It was the same story with Indo-Chinese non-vegetarian recipes. She had quite a variety of recipes in hand and was especially good at making them. Back then, restaurants were fewer and her cooking was deemed truly restaurant-style.
This Pepper Chicken, however, is a humble concoction of her daughter, yours truly. There was some chicken at home, amma was not sure what to make with it and said I can do what I wanted. Ah, the golden words. Since we already had a couple vegetable curries for lunch anyway, I was under no pressure to match my chicken dish with anything – it could be anything I wanted. So this simple Kerala-style Pepper Chicken came to be.
Dry Indian Pepper Chicken Recipe-Pepper Chicken Masala Recipe
Preparation time: 10 minutes
Cooking time: 20 minutes
250 gm of boneless chicken breast, cleaned and cut into long strips
1 cup of sliced onions
1.5 tsp of whole black pepper corn
1 tsp of fennel seeds (saunf / perumjeerakam)
1 tsp of coriander powder
1 tsp of chicken masala (or meat masala or garam masala)
3 cloves of garlic, crushed
1 small piece of ginger, crushed
1 tbsp of oil (preferably coconut oil)
1/4 tsp of mustard seeds
1 strand of curry leaves
1/2 tsp of vinegar or lemon juice
How to make Pepper Chicken:
1. Heat oil and add the mustard seeds. When they pop, add the sliced onions and sautè until they turn golden brown. I like the onions very nicely roasted so I let it stay longer.
2. Meanwhile, coarsely crush or grind the peppercorn and fennel seeds.
3. Once the onions are brown, add the pepper+fennel powder along with the coriander powder and chicken masala. Top off with the ginger and garlic. Fry for a minute.
4. Next, add the chicken pieces and curry leaves. Mix well and add 1/4 cup water. Let it come to boil and cook covered on low heat until the chicken pieces are soft and tender (about 15 mins). Make sure you give it a stir every now and then.
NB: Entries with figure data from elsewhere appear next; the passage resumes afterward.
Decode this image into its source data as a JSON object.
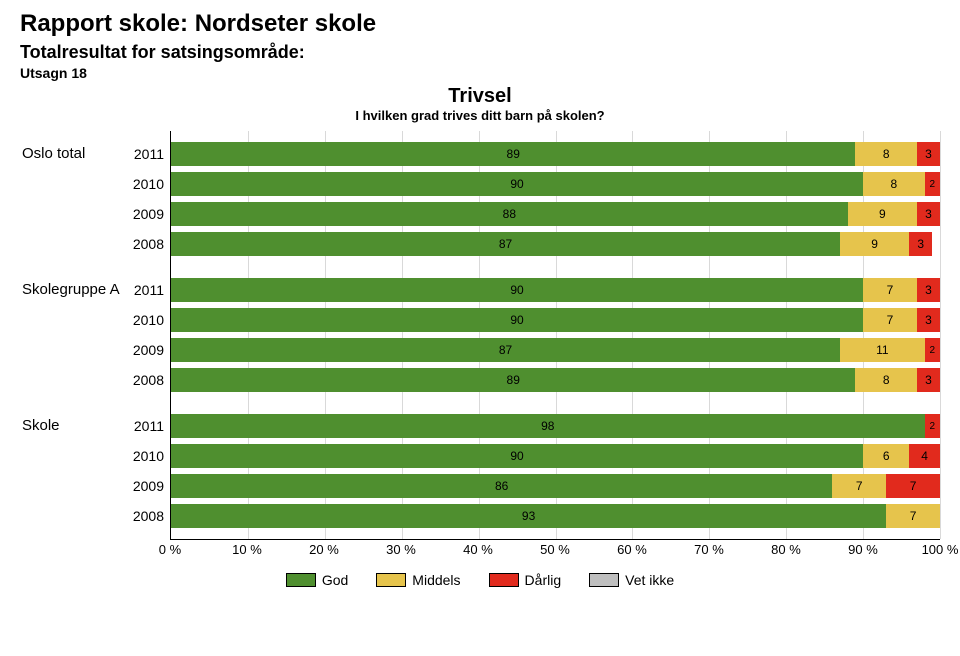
{
  "header": {
    "title": "Rapport skole:  Nordseter skole",
    "subtitle": "Totalresultat for satsingsområde:",
    "utsagn": "Utsagn 18"
  },
  "chart": {
    "title": "Trivsel",
    "subtitle": "I hvilken grad trives ditt barn på skolen?",
    "type": "stacked_bar_horizontal",
    "series": [
      {
        "key": "god",
        "label": "God",
        "color": "#4f8f2f"
      },
      {
        "key": "middels",
        "label": "Middels",
        "color": "#e6c44c"
      },
      {
        "key": "darlig",
        "label": "Dårlig",
        "color": "#e12a1d"
      },
      {
        "key": "vetikke",
        "label": "Vet ikke",
        "color": "#bfbfbf"
      }
    ],
    "xaxis": {
      "min": 0,
      "max": 100,
      "step": 10,
      "suffix": " %"
    },
    "groups": [
      {
        "label": "Oslo total",
        "rows": [
          {
            "year": "2011",
            "values": {
              "god": 89,
              "middels": 8,
              "darlig": 3,
              "vetikke": 0
            }
          },
          {
            "year": "2010",
            "values": {
              "god": 90,
              "middels": 8,
              "darlig": 2,
              "vetikke": 0
            }
          },
          {
            "year": "2009",
            "values": {
              "god": 88,
              "middels": 9,
              "darlig": 3,
              "vetikke": 0
            }
          },
          {
            "year": "2008",
            "values": {
              "god": 87,
              "middels": 9,
              "darlig": 3,
              "vetikke": 0
            }
          }
        ]
      },
      {
        "label": "Skolegruppe A",
        "rows": [
          {
            "year": "2011",
            "values": {
              "god": 90,
              "middels": 7,
              "darlig": 3,
              "vetikke": 0
            }
          },
          {
            "year": "2010",
            "values": {
              "god": 90,
              "middels": 7,
              "darlig": 3,
              "vetikke": 0
            }
          },
          {
            "year": "2009",
            "values": {
              "god": 87,
              "middels": 11,
              "darlig": 2,
              "vetikke": 0
            }
          },
          {
            "year": "2008",
            "values": {
              "god": 89,
              "middels": 8,
              "darlig": 3,
              "vetikke": 0
            }
          }
        ]
      },
      {
        "label": "Skole",
        "rows": [
          {
            "year": "2011",
            "values": {
              "god": 98,
              "middels": 0,
              "darlig": 2,
              "vetikke": 0
            }
          },
          {
            "year": "2010",
            "values": {
              "god": 90,
              "middels": 6,
              "darlig": 4,
              "vetikke": 0
            }
          },
          {
            "year": "2009",
            "values": {
              "god": 86,
              "middels": 7,
              "darlig": 7,
              "vetikke": 0
            }
          },
          {
            "year": "2008",
            "values": {
              "god": 93,
              "middels": 7,
              "darlig": 0,
              "vetikke": 0
            }
          }
        ]
      }
    ]
  }
}
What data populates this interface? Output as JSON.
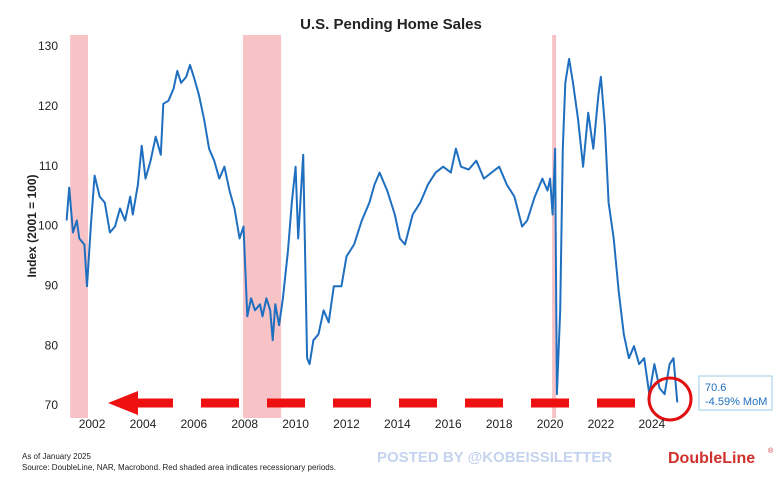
{
  "chart_data": {
    "type": "line",
    "title": "U.S. Pending Home Sales",
    "y_label": "Index (2001 = 100)",
    "x": [
      2001.0,
      2001.1,
      2001.25,
      2001.4,
      2001.5,
      2001.7,
      2001.8,
      2001.95,
      2002.1,
      2002.3,
      2002.5,
      2002.7,
      2002.9,
      2003.1,
      2003.3,
      2003.5,
      2003.6,
      2003.8,
      2003.95,
      2004.1,
      2004.3,
      2004.5,
      2004.7,
      2004.8,
      2005.0,
      2005.2,
      2005.35,
      2005.5,
      2005.7,
      2005.85,
      2006.0,
      2006.2,
      2006.4,
      2006.6,
      2006.8,
      2007.0,
      2007.2,
      2007.4,
      2007.6,
      2007.8,
      2007.95,
      2008.1,
      2008.25,
      2008.4,
      2008.6,
      2008.7,
      2008.85,
      2009.0,
      2009.1,
      2009.2,
      2009.35,
      2009.5,
      2009.7,
      2009.85,
      2010.0,
      2010.1,
      2010.3,
      2010.45,
      2010.55,
      2010.7,
      2010.9,
      2011.1,
      2011.3,
      2011.5,
      2011.8,
      2012.0,
      2012.3,
      2012.6,
      2012.9,
      2013.1,
      2013.3,
      2013.6,
      2013.9,
      2014.1,
      2014.3,
      2014.6,
      2014.9,
      2015.2,
      2015.5,
      2015.8,
      2016.1,
      2016.3,
      2016.5,
      2016.8,
      2017.1,
      2017.4,
      2017.7,
      2018.0,
      2018.3,
      2018.6,
      2018.9,
      2019.1,
      2019.4,
      2019.7,
      2019.9,
      2020.0,
      2020.1,
      2020.2,
      2020.27,
      2020.4,
      2020.5,
      2020.6,
      2020.75,
      2020.9,
      2021.1,
      2021.3,
      2021.5,
      2021.7,
      2021.9,
      2022.0,
      2022.15,
      2022.3,
      2022.5,
      2022.7,
      2022.9,
      2023.1,
      2023.3,
      2023.5,
      2023.7,
      2023.9,
      2024.1,
      2024.3,
      2024.5,
      2024.7,
      2024.85,
      2025.0
    ],
    "series": [
      {
        "name": "U.S. Pending Home Sales",
        "color": "#1f6fc0",
        "values": [
          101,
          106.5,
          99,
          101,
          98,
          97,
          90,
          100,
          108.5,
          105,
          104,
          99,
          100,
          103,
          101,
          105,
          102,
          107,
          113.5,
          108,
          111,
          115,
          112,
          120.5,
          121,
          123,
          126,
          124,
          125,
          127,
          125,
          122,
          118,
          113,
          111,
          108,
          110,
          106,
          103,
          98,
          100,
          85,
          88,
          86,
          87,
          85,
          88,
          86,
          81,
          87,
          83.5,
          88,
          96,
          104,
          110,
          98,
          112,
          78,
          77,
          81,
          82,
          86,
          84,
          90,
          90,
          95,
          97,
          101,
          104,
          107,
          109,
          106,
          102,
          98,
          97,
          102,
          104,
          107,
          109,
          110,
          109,
          113,
          110,
          109.5,
          111,
          108,
          109,
          110,
          107,
          105,
          100,
          101,
          105,
          108,
          106,
          108,
          102,
          113,
          72,
          86,
          113,
          124,
          128,
          124,
          118,
          110,
          119,
          113,
          122,
          125,
          117,
          104,
          98,
          89,
          82,
          78,
          80,
          77,
          78,
          72,
          77,
          73,
          72,
          77,
          78,
          70.6
        ]
      }
    ],
    "recessions": [
      [
        2001.14,
        2001.84
      ],
      [
        2007.93,
        2009.43
      ],
      [
        2020.08,
        2020.24
      ]
    ],
    "xlim": [
      2000.74,
      2025.5
    ],
    "xticks": [
      2002,
      2004,
      2006,
      2008,
      2010,
      2012,
      2014,
      2016,
      2018,
      2020,
      2022,
      2024
    ],
    "ylim": [
      68,
      132
    ],
    "yticks": [
      70,
      80,
      90,
      100,
      110,
      120,
      130
    ],
    "annotation": {
      "value": 70.6,
      "change": "-4.59% MoM"
    },
    "as_of": "As of January 2025",
    "source": "Source: DoubleLine, NAR, Macrobond. Red shaded area indicates recessionary periods.",
    "watermark": "POSTED BY @KOBEISSILETTER",
    "logo": "DoubleLine"
  }
}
5. When the chicken is cooked, cook further leaving the pan open so that any extra moisture is absorbed. Remember this is a dry pepper chicken preparation. Finally add the vinegar or lemon juice along with salt, cook for another 2-3 mins, and remove from fire. You can add some more freshly ground pepper powder on top before serving the Pepper Chicken.